Nicholas Nesbitt is a Johannesburg based creative specialising in Illustration, Digital Design and Sound Design. These are some of his latest illustrated ramblings. Enjoy :)

1. Get a deposit

Always ask for a deposit. You can negotiate the percentage but make sure you have something in the bank before you pick up that pencil, start coding or strumming those chords.

It’s common practice to ask for a deposit. It keeps the money flowing into your account and it is also a way to weed out someone who is trying to take a chance. Your clients should also feel good about the deposit as it is an agreement that work is in progress.


2. Be flexible with your rates

Never sell yourself short but sometimes it’s ok to be flexible.

Some clients will pay your hourly rate happily, but some might have budget restraints. Try communicate with your client and find out what their budget is. Sometimes it’s worth lowering your rate if there is more work on the horizon or if you are starting out and the job will be an opportunity for growth.

Another way around smaller budgets is asking for a retainer. This way the amount might be smaller but you are able to get a nice cash flow for the remainder of the project.

It’s a difficult balance but the more you interact in the industry the better you will get at this.


3. Make friends with the people who control the money

If I am working for a corporate client or advertising agency I always try make friends with the finance people. Normally the people you are working with creatively dont have anything to do with the money side of things.

Once I have sent off my invoice I will make sure I get the name and number of the person who deals with the cash and towards the end of the month when my invoice is due, I give them a call to remind them about my payment.
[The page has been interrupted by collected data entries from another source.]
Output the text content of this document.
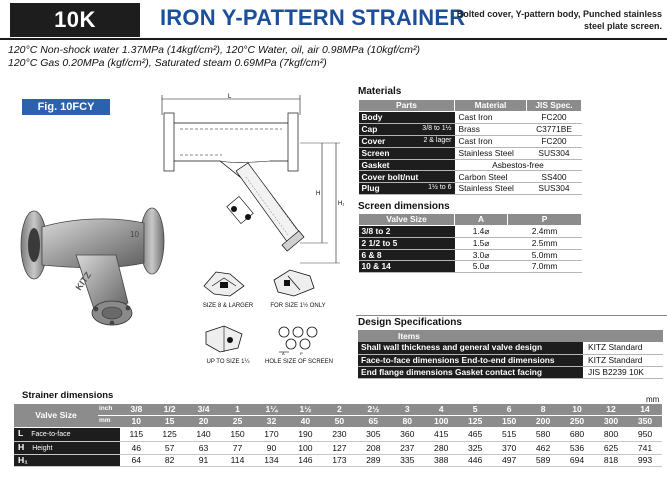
10K	IRON Y-PATTERN STRAINER
Bolted cover, Y-pattern body, Punched stainless steel plate screen.
120°C Non-shock water 1.37MPa (14kgf/cm²), 120°C Water, oil, air 0.98MPa (10kgf/cm²)
120°C Gas 0.20MPa (kgf/cm²), Saturated steam 0.69MPa (7kgf/cm²)
Fig. 10FCY
KITZ
10
L
H
H₁
SIZE 8 & LARGER	FOR SIZE 1½ ONLY
UP TO SIZE 1¼
A	P
HOLE SIZE OF SCREEN
Materials
Parts		Material	JIS Spec.
Body		Cast Iron	FC200
Cap	3/8 to 1½	Brass	C3771BE
Cover	2 & lager	Cast Iron	FC200
Screen		Stainless Steel	SUS304
Gasket		Asbestos-free	
Cover bolt/nut		Carbon Steel	SS400
Plug	1½ to 6	Stainless Steel	SUS304
Screen dimensions
Valve Size	A	P
3/8 to 2	1.4⌀	2.4mm
2 1/2 to 5	1.5⌀	2.5mm
6 & 8	3.0⌀	5.0mm
10 & 14	5.0⌀	7.0mm
Design Specifications
Items	
Shall wall thickness and general valve design	KITZ Standard
Face-to-face dimensions End-to-end dimensions	KITZ Standard
End flange dimensions Gasket contact facing	JIS B2239 10K
Strainer dimensions	mm
Valve Size	inch	3/8	1/2	3/4	1	1¼	1½	2	2½	3	4	5	6	8	10	12	14
	mm	10	15	20	25	32	40	50	65	80	100	125	150	200	250	300	350
L Face-to-face		115	125	140	150	170	190	230	305	360	415	465	515	580	680	800	950
H Height		46	57	63	77	90	100	127	208	237	280	325	370	462	536	625	741
H₁		64	82	91	114	134	146	173	289	335	388	446	497	589	694	818	993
They might have forgotten about you, this will be a friendly reminder to put your invoice on the top of the list.


4. Invoice as soon as possible

As soon as you have finished a milestone in the project send out an invoice. Some companies will only pay you after 30 days so it’s best to get that invoice as soon as possible.

Try set up a day in the week that you do all your billing. Get it done as quickly as you can. There are loads of free invoicing tools online, so find one that works for you.


5. Be bad

Sometimes you have to call in the reinforcements. Find someone who is more assertive then you to do the dirty work when it comes to chasing overdue invoices or difficult clients. Things can get sticky with regards to money, especially if your client is not paying up. I would regard this as a last resort and would try negotiate things myself before I take this step.

Remember you are a professional and you deserve to be paid on time. Try not take it personally, remember it’s business.